¿A qué sabe la luna?

aquesabelaluna

Título: ¿A qué sabe la luna?

Traducción: Carmen Barreiro.

Autor del texto e ilustraciones: Michael Grenjiec.

Editorial: Kalandraka.

Precio: 15€ (incluye un medidor).

Resumen: “Hacía mucho tiempo que los animales deseaban averiguar a qué sabía la luna”. Los pobres se estiraban, intentaban tocarla, alcanzarla con sus manos; lo hacían todas las noches, pero nada: que la luna no se dejaba probar a ver si era dulce o salada.

Una noche la pequeña tortuga, empeñada, subió a una montaña muy alta. Y aunque estaba más cerquita de la luna, no era suficiente. Así que llamó al elefante, que se puso encima de la luna. Y la luna (qué maluca), se alejó un poquito.

Pero sí que estaban más cerca.

Así que llamaron a la jirafa. Y algo se acercaron, aunque la luna (jugando) se alejó.

Llamaron a la cebra… y al león, y al zorro, y al mono.

Y, finalmente, como quedaba sólo un pequeño tramo, al ratón. Y la luna, cansada del juego, no se movió.

Así que el ratón pudo darle un mordisco. Arrancó un pedacito que repartió entre el resto de animales.

¿Y a qué sabía la luna? A lo que más gustaba a cada uno (yo siempre le digo a mi hijo que “la luna sabe a queso”, ya que el ratón es el primero en tocarla).

El cuento acaba con la imagen de un pez mirando a la luna reflejada en el agua, que para él es la auténtica.

Opinión personal: ejemplo de historia sencilla, clásica, pero bien contada, en un lenguaje poético pero directo. La originalidad de mostrar a la luna como parte activa, no sólo pasiva de la narración es un acierto. La repetición y la acumulación son recursos básicos y efectivos en narraciones infantiles (ésta en concreto es muy apta para desarrollar oralmente). El final, un guiño deseado.

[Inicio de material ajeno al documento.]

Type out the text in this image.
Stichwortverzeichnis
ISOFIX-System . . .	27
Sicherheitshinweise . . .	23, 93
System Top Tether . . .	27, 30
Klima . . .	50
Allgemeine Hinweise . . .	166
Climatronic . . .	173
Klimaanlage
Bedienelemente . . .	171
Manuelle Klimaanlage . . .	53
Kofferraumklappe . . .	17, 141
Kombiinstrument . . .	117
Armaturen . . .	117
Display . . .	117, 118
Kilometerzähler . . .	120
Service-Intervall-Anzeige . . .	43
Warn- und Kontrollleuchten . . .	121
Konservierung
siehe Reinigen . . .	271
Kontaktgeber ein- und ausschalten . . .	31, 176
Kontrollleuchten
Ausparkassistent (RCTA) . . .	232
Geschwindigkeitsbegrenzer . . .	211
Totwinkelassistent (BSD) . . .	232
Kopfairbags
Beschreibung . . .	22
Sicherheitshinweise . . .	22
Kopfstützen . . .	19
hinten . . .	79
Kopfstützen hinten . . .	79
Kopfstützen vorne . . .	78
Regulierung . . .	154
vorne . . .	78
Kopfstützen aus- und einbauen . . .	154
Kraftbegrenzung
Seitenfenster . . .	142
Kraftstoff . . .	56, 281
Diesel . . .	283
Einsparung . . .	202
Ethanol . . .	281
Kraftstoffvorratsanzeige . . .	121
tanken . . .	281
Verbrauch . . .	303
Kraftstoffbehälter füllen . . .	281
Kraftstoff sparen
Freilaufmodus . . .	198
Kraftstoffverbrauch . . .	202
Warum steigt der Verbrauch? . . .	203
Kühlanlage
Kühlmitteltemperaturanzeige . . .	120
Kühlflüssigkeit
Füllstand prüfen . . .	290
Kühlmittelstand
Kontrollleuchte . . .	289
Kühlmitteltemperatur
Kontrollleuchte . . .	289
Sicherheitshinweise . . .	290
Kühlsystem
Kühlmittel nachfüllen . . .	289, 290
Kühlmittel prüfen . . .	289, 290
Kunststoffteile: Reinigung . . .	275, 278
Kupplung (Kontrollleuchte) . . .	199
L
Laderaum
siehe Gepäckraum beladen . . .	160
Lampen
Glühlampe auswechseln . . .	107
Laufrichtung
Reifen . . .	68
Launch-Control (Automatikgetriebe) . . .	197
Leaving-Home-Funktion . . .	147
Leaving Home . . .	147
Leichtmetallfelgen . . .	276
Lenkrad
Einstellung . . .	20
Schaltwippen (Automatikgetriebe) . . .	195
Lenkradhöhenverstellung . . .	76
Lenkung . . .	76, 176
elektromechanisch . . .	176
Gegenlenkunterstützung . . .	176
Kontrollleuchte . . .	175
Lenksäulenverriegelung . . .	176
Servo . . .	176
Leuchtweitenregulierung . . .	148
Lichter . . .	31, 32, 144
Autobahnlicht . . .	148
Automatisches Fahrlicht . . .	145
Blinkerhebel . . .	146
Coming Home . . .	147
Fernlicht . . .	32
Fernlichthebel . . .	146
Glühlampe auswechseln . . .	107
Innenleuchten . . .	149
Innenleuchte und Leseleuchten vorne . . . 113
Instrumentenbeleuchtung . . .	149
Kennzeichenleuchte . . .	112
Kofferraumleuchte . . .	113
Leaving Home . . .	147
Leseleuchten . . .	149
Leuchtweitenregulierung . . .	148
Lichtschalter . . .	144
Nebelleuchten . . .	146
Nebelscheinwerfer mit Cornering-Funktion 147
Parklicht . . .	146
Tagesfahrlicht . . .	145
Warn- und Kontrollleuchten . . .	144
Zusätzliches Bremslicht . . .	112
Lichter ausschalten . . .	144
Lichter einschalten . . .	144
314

Las ilustraciones son acuarela sobre papel maché, o eso creo. Son tan delicadas y sensibles como lo es la historia. La luna es una luna lunera preciosa, eje central del dibujo, deseada y deseosa, brillante que llama a acariciar.

Recursos didácticos:

  • Memoria: ¿a cuántos animales se tuvo que subir el ratón? ¿Será el niño capaz de enumerarlos?
  • Idioma: vamos a decir los animales en inglés (mejor decir el animal en otro idioma según se vaya contando el cuento).
  • Cooperación, empatía: ¿Por qué consiguió el ratoncito llegar hasta la luna? ¿Qué hizo al llegar? ¿La luna se alejaba por molestar, o porque no sabía lo que deseaban?
  • Resaltar la falta de envidia: era la tortuga la que quería tocar la luna (bueno, probarla), pero lo consigue el ratoncito.
  • Conectar con el niño emocionalmente: ¿qué es lo que más le gusta a él de sabor? ¿La luna sabría a eso, entonces? ¿Cómo le sabrá la luna a su mejor amigo (o a su hermano, o a un primo, o a la abuela)?
  • Buen cuento para contar en cuentacuentos, para teatralizar: utilizar muñequitos, o dibujos hechos en cartón/gomaeva que vamos pegando a un panel o a la pared (incluso en un delantal cuenta cuentos). Para relatadores diestros en globoflexia, hacer los animales en globo. Éxito asegurado.

Edades: 2 a 5 años.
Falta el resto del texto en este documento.